- Clack, Mississippi Location within Mississippi Clack, Mississippi Location within the United States
- Coordinates: 34°50′45″N 90°17′35″W﻿ / ﻿34.84583°N 90.29306°W
- Country: United States
- State: Mississippi
- County: Tunica
- Elevation: 203 ft (62 m)
- Time zone: UTC-6 (Central (CST))
- • Summer (DST): UTC-5 (CDT)
- ZIP code: 38664
- GNIS feature ID: 668497

= Clack, Mississippi =

Clack is an unincorporated community in Tunica County, Mississippi, United States, located along Old U.S. Highway 61.

The Mississippi levee traverses the west side of Clack. Beyond the levee is Old River Lake, once part of the contiguous Mississippi River.

Clack was established as a flagstop on the Yazoo and Mississippi Valley Railroad, built in the 1880s. It was named for Phil Clack, who owned the land near the railroad stop.

Clack had a post office from 1892 to 1927, and Clack Store served as a commissary and train station.

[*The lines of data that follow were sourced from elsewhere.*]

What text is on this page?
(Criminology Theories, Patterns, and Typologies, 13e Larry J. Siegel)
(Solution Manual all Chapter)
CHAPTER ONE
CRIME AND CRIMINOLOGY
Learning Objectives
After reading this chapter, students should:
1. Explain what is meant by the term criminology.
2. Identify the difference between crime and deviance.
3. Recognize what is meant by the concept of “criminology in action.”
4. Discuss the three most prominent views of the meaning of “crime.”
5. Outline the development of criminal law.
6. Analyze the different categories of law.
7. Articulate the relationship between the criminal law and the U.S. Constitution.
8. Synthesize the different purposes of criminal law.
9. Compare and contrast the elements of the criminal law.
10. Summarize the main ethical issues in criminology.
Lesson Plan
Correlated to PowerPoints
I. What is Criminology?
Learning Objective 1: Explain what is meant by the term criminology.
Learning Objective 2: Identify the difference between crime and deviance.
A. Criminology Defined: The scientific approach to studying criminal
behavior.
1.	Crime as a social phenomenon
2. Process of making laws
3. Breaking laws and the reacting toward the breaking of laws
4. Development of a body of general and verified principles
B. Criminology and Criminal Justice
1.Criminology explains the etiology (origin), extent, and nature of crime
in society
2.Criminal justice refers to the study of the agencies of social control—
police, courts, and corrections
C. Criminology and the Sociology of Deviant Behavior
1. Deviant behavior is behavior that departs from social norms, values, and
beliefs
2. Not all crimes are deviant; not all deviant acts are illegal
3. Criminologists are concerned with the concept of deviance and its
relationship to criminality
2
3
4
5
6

In 1941, as part of a Fisk University/Library of Congress study, researchers Alan Lomax and John Wesley Work III used Clack Store as a location to record blues musicians Son House, Willie Brown, Leroy Williams, and Fiddlin' Joe Martin. Locomotives can be heard in the recording. A Mississippi Blues Trail marker recognizing Son House was erected in Clack in 2007.

Clack Store has since been demolished, and the store's sign was moved to the Delta Blues Museum in Clarksdale.

Clack today is surrounded by RV parks and the casinos of Tunica Resorts.